By the early 1850s, the British Museum Library needed a larger reading room.

Antonio Panizzi, the Keeper of Printed Books (1837–1856), had the idea of constructing a round room in the empty central courtyard of the Museum building.

Construction

With a design by Sydney Smirke (1798–1877), work on the Reading Room began in 1854. Three years later it was completed. Using cast iron, concrete, glass and the latest heating and ventilation systems, it was a masterpiece of mid-19th century technology.

The room had a diameter of 42.6m (140ft) and was inspired by the domed Pantheon in Rome. However, it isn't a free-standing dome in the technical sense.

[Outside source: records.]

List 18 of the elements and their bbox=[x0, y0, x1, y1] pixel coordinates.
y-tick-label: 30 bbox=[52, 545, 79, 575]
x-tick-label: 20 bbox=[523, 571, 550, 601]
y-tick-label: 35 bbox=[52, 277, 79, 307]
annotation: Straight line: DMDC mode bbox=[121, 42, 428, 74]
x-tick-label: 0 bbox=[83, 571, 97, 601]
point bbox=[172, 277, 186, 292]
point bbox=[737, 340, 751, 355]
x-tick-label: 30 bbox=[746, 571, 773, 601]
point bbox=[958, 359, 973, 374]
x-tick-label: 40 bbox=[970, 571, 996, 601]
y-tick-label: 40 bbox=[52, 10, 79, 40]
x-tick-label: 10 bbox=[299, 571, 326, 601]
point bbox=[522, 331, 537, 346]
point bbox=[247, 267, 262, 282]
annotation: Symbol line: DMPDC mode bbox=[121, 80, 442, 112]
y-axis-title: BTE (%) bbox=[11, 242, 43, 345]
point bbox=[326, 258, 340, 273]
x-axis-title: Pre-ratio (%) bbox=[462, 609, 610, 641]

It has been constructed in segments on a cast-iron framework. The ceiling is suspended on cast iron struts hanging down from the frame and is made out of papier-mâché.

Many bookstacks were built surrounding the new Reading Room. They were made of iron to take the weight of the books and protect them against fire.

In all, they contained three miles (4.8km) of bookcases and 25 miles (40km) of shelves.

Early years

The Reading Room opened on 2 May 1857. Between 8–16 May, the library was opened up for a special one-off public viewing. More than 62,000 visitors came to marvel at the new building.

Those wanting to use it had to apply in writing and were issued a reader's ticket by the Principal Librarian.

Among those granted tickets were: Karl Marx, Lenin (who signed in under the name Jacob Richter) and novelists such as Bram Stoker and Sir Arthur Conan Doyle.

Restoration and exhibition space

In 1997 the books were moved to a new purpose-built building in St Pancras and the bookstacks were taken down.

As part of the Great Court development the interior of the Reading Room was carefully restored. This process saw the papier mâché interior of the dome repaired and the original blue, cream and gold colour scheme reinstated.

When it reopened in 2000, the Reading Room was made available to all Museum visitors for the first time.

It housed a modern information centre, the Walter and Leonore Annenberg Centre, and a collection of 25,000 books, catalogues and other printed material, which focused on the world cultures represented in the Museum.

The Reading Room was used for special exhibitions from 2007 until 2013.